Locrio de Molleja (Rice and Chicken Gizzards) is no the kind of dish that you encounter every day, or that the casual Dominican cook ever tackles. It takes time to get there.
We were guests in the home of Dominican friends. Three weeks passed without incident, until one day Mr. Rivera took ill and went to the hospital with who-knew-what stomach ailment. His wife stayed by his side morning and night, and I was thrust in the role of “Ama de Casa”.
I decided right away that cooking Dominican food would be very hard as I had no experience. My first big lunch would be a traditional New England style roast chicken with herbs, including roasted vegetables and a salad.
Things did not go right from the start. The maid found my preparations insulting, especially as I left the chicken in big pieces. The grandmother constantly checked the progress of said chicken, so I “locked” the oven, something I often do to my old oven in the States so that less heat will escape.
Little did I know that this oven had never been locked and would not unlock, either. We had to physically take the door off the oven. Also during this time, I overloaded the washing machine and it cut off. After my husband and young Dib fixed the oven, they lifted the full washing machine to flick a switch on the bottom. They laughed at me while all this was going on and, flustered, I became confused at the actual timing of the cooked chicken.
The chicken was pink in the middle. The boys not-so-secretly fed it to their dog. The vegetables were hard as rocks. The salad was more like onion and tomato soup. Amidst my tears we ordered pizza.
On a side note: Mr. Rivera had kidney stones and recovered.
Amity is a teacher from Maine. She has visiting the Dominican Republic for decades and loves Dominican food. This was chosen among several submissions from our readers about cooking disasters.

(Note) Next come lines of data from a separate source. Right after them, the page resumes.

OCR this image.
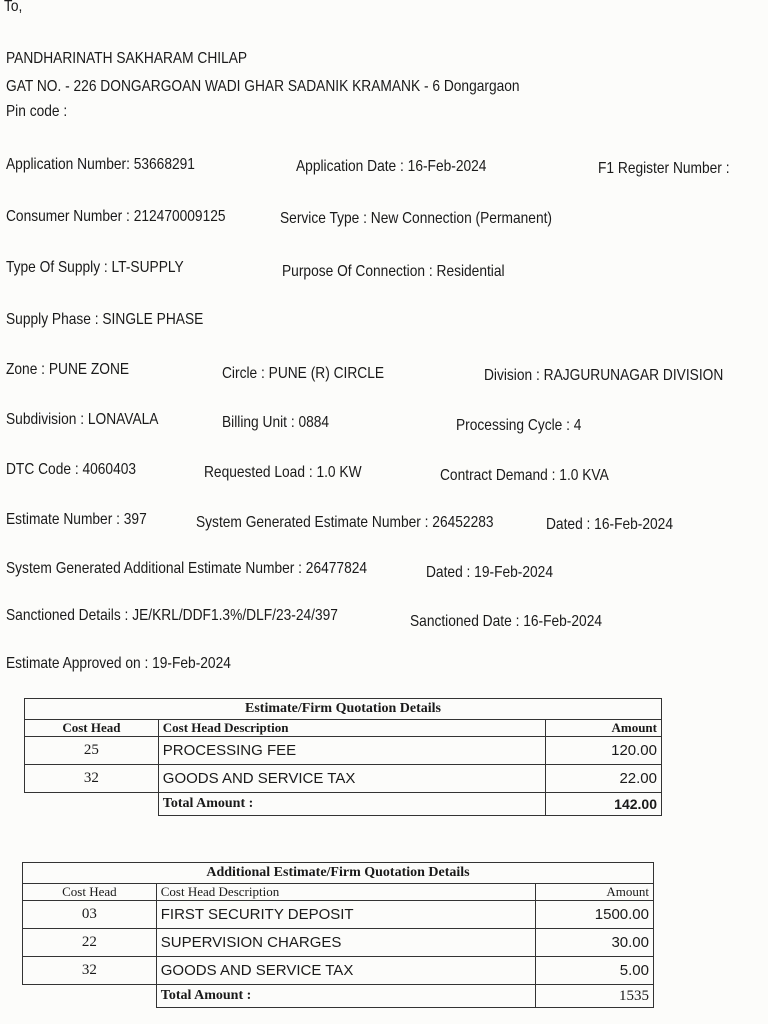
To,
PANDHARINATH SAKHARAM CHILAP
GAT NO. - 226 DONGARGOAN WADI GHAR SADANIK KRAMANK - 6 Dongargaon
Pin code :
Application Number: 53668291	Application Date : 16-Feb-2024	F1 Register Number :
Consumer Number : 212470009125	Service Type : New Connection (Permanent)
Type Of Supply : LT-SUPPLY	Purpose Of Connection : Residential
Supply Phase : SINGLE PHASE
Zone : PUNE ZONE	Circle : PUNE (R) CIRCLE	Division : RAJGURUNAGAR DIVISION
Subdivision : LONAVALA	Billing Unit : 0884	Processing Cycle : 4
DTC Code : 4060403	Requested Load : 1.0 KW	Contract Demand : 1.0 KVA
Estimate Number : 397	System Generated Estimate Number : 26452283	Dated : 16-Feb-2024
System Generated Additional Estimate Number : 26477824	Dated : 19-Feb-2024
Sanctioned Details : JE/KRL/DDF1.3%/DLF/23-24/397	Sanctioned Date : 16-Feb-2024
Estimate Approved on : 19-Feb-2024
Estimate/Firm Quotation Details		
Cost Head	Cost Head Description	Amount
25	PROCESSING FEE	120.00
32	GOODS AND SERVICE TAX	22.00
	Total Amount :	142.00
Additional Estimate/Firm Quotation Details		
Cost Head	Cost Head Description	Amount
03	FIRST SECURITY DEPOSIT	1500.00
22	SUPERVISION CHARGES	30.00
32	GOODS AND SERVICE TAX	5.00
	Total Amount :	1535
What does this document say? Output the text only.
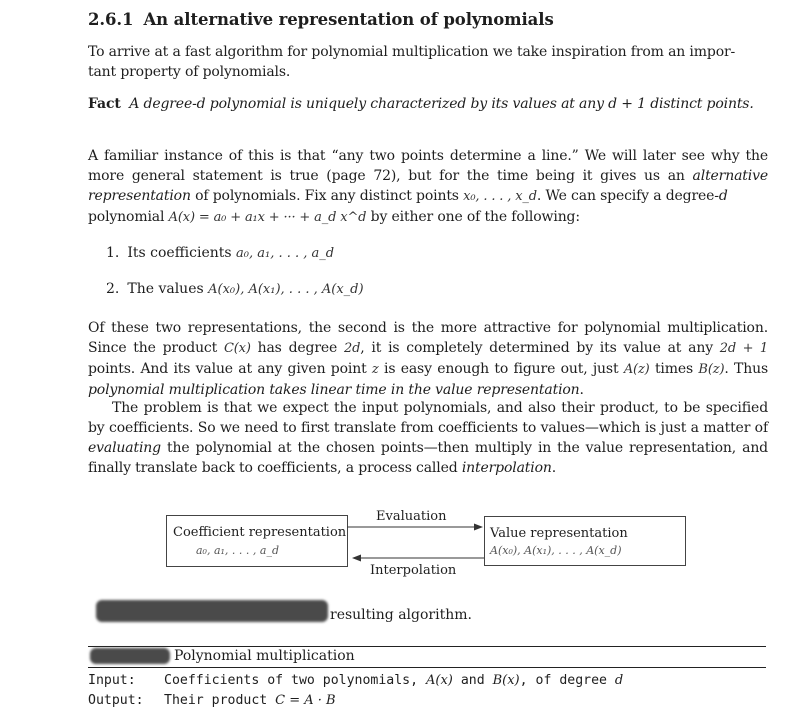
2.6.1 An alternative representation of polynomials
To arrive at a fast algorithm for polynomial multiplication we take inspiration from an impor-
tant property of polynomials.
Fact A degree-d polynomial is uniquely characterized by its values at any d + 1 distinct points.
A familiar instance of this is that “any two points determine a line.” We will later see why the more general statement is true (page 72), but for the time being it gives us an alternative representation of polynomials. Fix any distinct points x₀, . . . , x_d. We can specify a degree-d
polynomial A(x) = a₀ + a₁x + ··· + a_d x^d by either one of the following:
1. Its coefficients a₀, a₁, . . . , a_d
2. The values A(x₀), A(x₁), . . . , A(x_d)
Of these two representations, the second is the more attractive for polynomial multiplication. Since the product C(x) has degree 2d, it is completely determined by its value at any 2d + 1 points. And its value at any given point z is easy enough to figure out, just A(z) times B(z). Thus polynomial multiplication takes linear time in the value representation.
The problem is that we expect the input polynomials, and also their product, to be specified by coefficients. So we need to first translate from coefficients to values—which is just a matter of evaluating the polynomial at the chosen points—then multiply in the value representation, and finally translate back to coefficients, a process called interpolation.
Coefficient representation
a₀, a₁, . . . , a_d
Value representation
A(x₀), A(x₁), . . . , A(x_d)
Evaluation
Interpolation
resulting algorithm.
Polynomial multiplication
Input: Coefficients of two polynomials, A(x) and B(x), of degree d
Output: Their product C = A · B
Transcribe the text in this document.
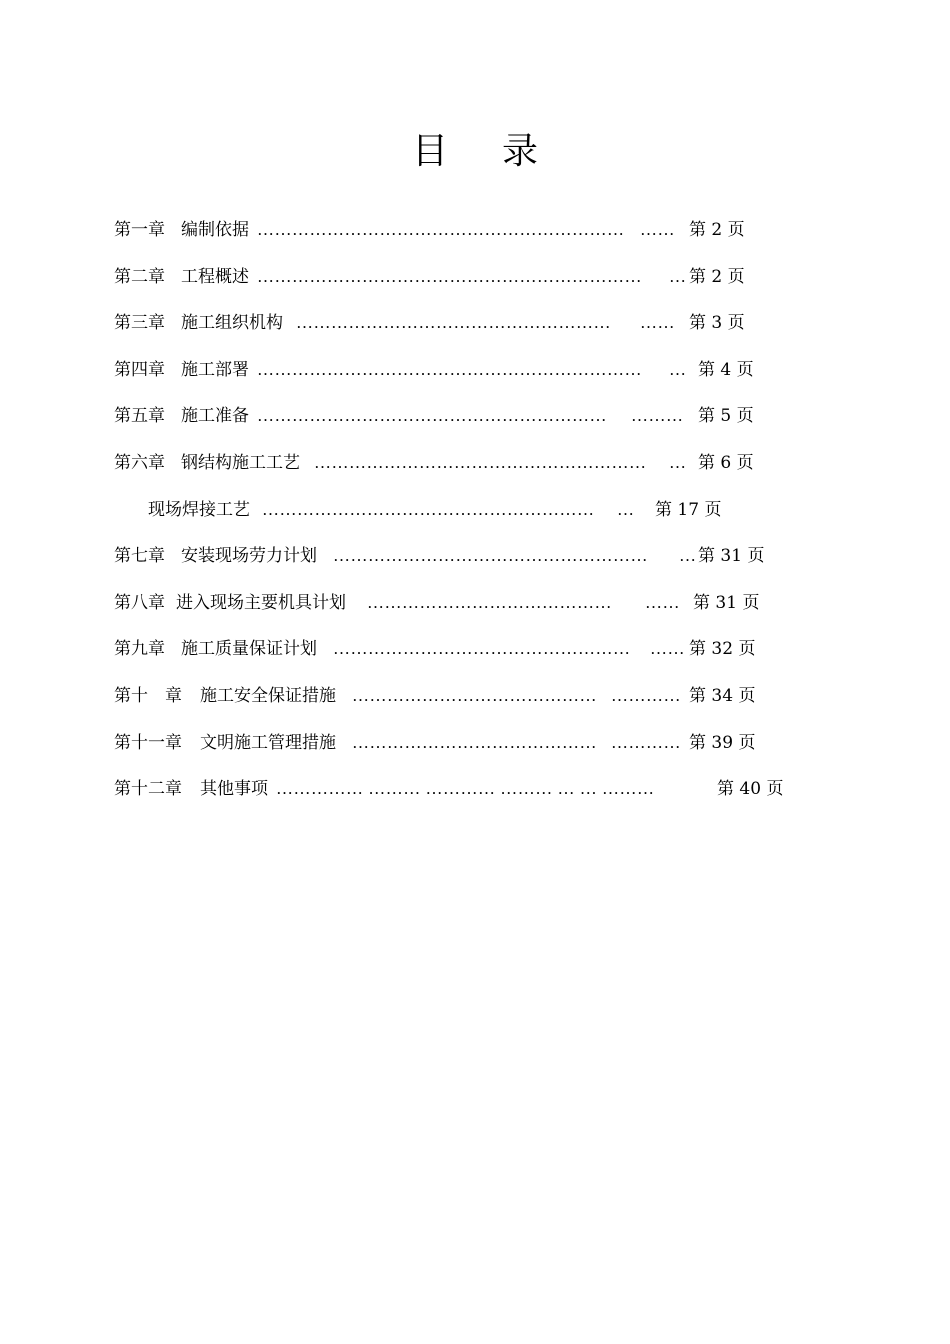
目 录
第一章 编制依据 ……………………………………………………… …… 第 2 页
第二章 工程概述 ………………………………………………………… … 第 2 页
第三章 施工组织机构 ……………………………………………… …… 第 3 页
第四章 施工部署 ………………………………………………………… … 第 4 页
第五章 施工准备 …………………………………………………… ……… 第 5 页
第六章 钢结构施工工艺 ………………………………………………… … 第 6 页
现场焊接工艺 ………………………………………………… … 第 17 页
第七章 安装现场劳力计划 ……………………………………………… … 第 31 页
第八章 进入现场主要机具计划 …………………………………… …… 第 31 页
第九章 施工质量保证计划 …………………………………………… …… 第 32 页
第十　章 施工安全保证措施 …………………………………… ………… 第 34 页
第十一章 文明施工管理措施 …………………………………… ………… 第 39 页
第十二章 其他事项 …………… ……… ………… ……… … … ………	第 40 页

- 2 lb [0.9 kg] of chicken gizzard
- 2½ teaspoons of salt
- ¼ teaspoon of pepper
- 1 pinch oregano
- 2 tablespoons oil
- ¼ cup green peppers, chopped
- ¼ cup of green peas (optional)
- 1 teaspoon crushed garlic
- 5 sprigs of thyme (optional)
- ¼ cup pitted olives of your preference
- ¼ cup celery, chopped
- 1 cup of auyama (West Indies pumpkin) cut into cubes
- 1 teaspoon cilantro, finely chopped
- 1 cup of tomato sauce
- 7 cups water (includes the water in which you boiled the gizzards)
- 4 cups rice
- Clean the gizzards of excess fat.
- Boil with a tablespoon of salt, a pinch of pepper and a pinch of oregano until they are very tender. A pressure cooker will help speed up the process. Remove from the water and reserve the water in which they boiled. Pat dry the gizzards with a paper towel.
- Heat the oil in an large deep bottomed pot. Add the gizzards, taking care with splattering oil. Brown lightly and add green peppers, peas, garlic, thyme, olives, celery, auyama and cilantro.
- Simmer over low heat until the vegetables start to wilt. Add tomato sauce and stir to combine. Add water, increase heat to medium and bring to a boil. Season with salt. Add the rice and stir often to prevent it from sticking to the pot.
- Once all the water has evaporated, cover with a tight-fitting lid and simmer over very low heat. Wait 15 minutes, uncover and stir. Cover and wait another 5 minutes.
- Taste rice for "doneness"; it should be firm but tender inside. If necessary, cover and leave another 5 minutes over very low heat.
Unless you are a talented masticator, set aside enough time for cooking this, gizzards are the toughest muscles in poultry.